Separate estimates from the Joseph Rowntree Foundation said the plans to end the uplift in Universal Credit and Working Tax Credit in September – when the furlough scheme also ends – will see half a million people, including 200,000 children, placed into poverty.
GDP rising, incomes falling. While GDP is set to grow by 4% this year, the fastest growth since the late 1980s, real household disposable incomes are set to fall marginally – highlighting the risk of the recovery not feeding through into living standards as unemployment rises. pic.twitter.com/og3sugxdmk
— Resolution Foundation (@resfoundation) March 4, 2021
Torsten Bell, chief executive of the Resolution Foundation, said: “The Chancellor has gone big on both support for the recovery now and tax rises in future.
“This is broadly the right approach to take in terms of protecting the economy now, securing a recovery next, and repairing the public finances later.
“But the details of his plans leave serious questions to be answered about whether enough has been done to support households in the recovery to come, how credible it is that further reductions in planned spending can be delivered, and if the UK’s public finances have really been put on a sustainable footing long term.”
The poorest households will see a 7% fall in income when the £20 a week Universal Credit uplift comes to an end, the foundation said, with Mr Bell adding: “There are many more big questions still to answer before the UK fully emerges from its worst downturn in 300 years.”
Meanwhile Richard Hughes, chairman of the Office for Budget Responsibility (OBR), said the Government has provided a lot of additional resources over the last year to deal with the cost of the pandemic.
“But it’s provided basically no explicit additional resources beyond the coming financial year for the legacy of the pandemic for public services,” he told BBC Radio 4’s Today programme.
“So if we think we’re going to need an annual revaccination programme, an ongoing test and trace capacity, to catch up on all the operations which the NHS hasn’t been able to do over the past year…
“At the moment the Government hasn’t set aside any additional resources for that activity, and in fact what it’s done is cut about £15 billion of non-Covid spending beyond next year.
“So it’s actually set itself up for more difficult spending rounds coming up this autumn, because it’s put aside even fewer resources to deal with those those legacy issues coming out of the pandemic.”
Mr Sunak told MPs the total package of measures to support the economy – including those already announced – amounted to £407 billion, but warned the unprecedented spending could not continue.
Rishi Sunak’s Budget:
❌No mention of key workers
❌No mention of social care
❌No mention of high streets
❌No mention of sick pay
❌No mention of inequality
This Budget was a test of character for the Chancellor. He failed it.

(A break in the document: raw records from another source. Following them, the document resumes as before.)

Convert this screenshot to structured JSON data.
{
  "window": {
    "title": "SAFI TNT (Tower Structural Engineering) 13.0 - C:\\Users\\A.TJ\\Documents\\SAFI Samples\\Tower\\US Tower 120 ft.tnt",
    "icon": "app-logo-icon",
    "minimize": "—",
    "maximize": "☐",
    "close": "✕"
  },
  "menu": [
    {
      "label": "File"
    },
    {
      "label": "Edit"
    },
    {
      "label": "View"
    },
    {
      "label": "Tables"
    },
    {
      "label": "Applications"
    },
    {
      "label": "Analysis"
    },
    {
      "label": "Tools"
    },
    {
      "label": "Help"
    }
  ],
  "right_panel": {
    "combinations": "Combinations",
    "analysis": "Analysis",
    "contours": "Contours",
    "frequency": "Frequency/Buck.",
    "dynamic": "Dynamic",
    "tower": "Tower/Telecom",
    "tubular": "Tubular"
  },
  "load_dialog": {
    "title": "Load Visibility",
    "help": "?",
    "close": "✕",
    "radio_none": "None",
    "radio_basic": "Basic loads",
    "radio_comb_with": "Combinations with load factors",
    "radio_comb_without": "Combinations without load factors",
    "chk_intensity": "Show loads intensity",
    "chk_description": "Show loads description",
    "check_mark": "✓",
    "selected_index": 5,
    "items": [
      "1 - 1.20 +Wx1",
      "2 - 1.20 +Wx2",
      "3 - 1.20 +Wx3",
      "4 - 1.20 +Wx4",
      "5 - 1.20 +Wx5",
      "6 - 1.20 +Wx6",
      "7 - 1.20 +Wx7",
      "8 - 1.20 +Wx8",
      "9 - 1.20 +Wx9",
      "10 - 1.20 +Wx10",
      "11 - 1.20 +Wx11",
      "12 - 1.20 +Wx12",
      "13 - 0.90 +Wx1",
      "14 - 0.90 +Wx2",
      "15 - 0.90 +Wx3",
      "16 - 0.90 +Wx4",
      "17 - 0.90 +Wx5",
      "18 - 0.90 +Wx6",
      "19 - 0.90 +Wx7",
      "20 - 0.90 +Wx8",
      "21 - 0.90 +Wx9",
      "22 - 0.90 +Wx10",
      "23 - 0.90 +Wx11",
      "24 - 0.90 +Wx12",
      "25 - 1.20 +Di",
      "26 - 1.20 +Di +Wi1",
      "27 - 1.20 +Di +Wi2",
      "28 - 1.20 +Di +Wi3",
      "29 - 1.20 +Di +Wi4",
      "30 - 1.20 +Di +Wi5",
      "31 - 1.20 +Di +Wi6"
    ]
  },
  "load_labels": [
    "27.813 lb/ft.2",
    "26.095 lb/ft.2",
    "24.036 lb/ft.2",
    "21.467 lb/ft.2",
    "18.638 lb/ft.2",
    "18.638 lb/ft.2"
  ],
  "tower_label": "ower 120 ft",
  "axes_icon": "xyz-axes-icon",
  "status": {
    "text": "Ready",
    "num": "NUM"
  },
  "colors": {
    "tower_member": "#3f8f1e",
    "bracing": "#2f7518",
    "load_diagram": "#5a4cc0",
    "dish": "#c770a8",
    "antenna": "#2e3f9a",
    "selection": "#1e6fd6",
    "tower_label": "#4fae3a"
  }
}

— Anneliese Dodds 💙 (@AnnelieseDodds) March 3, 2021
The plans announced on Wednesday increase the tax burden from 34% to 35% of gross domestic product (GDP) – a measure of the size of the economy – in 2025-26, “its highest level since Roy Jenkins was chancellor in the late 1960s”, according to the OBR.
Shadow chancellor Anneliese Dodds said the Budget does not take into account the “enormous backlog” there will be in the NHS in future.
“The Chancellor said yesterday that he was going to be honest about the public finances,” she told BBC Radio 4’s Today programme.
“Well actually, we all know that there will be an enormous backlog unfortunately for our NHS when it comes to following on from the pandemic period.
“And yet that’s not reflected in what the Chancellor’s set out for health funding.”
Ms Dodds added: “In real terms we’re actually seeing that funding going down for the future.
“I don’t think there’s a single health expert or indeed economist who would anticipate there will be less demand for our NHS in the future than what was predicted for it before this pandemic. So that was the wrong decision taken by the Chancellor yesterday.”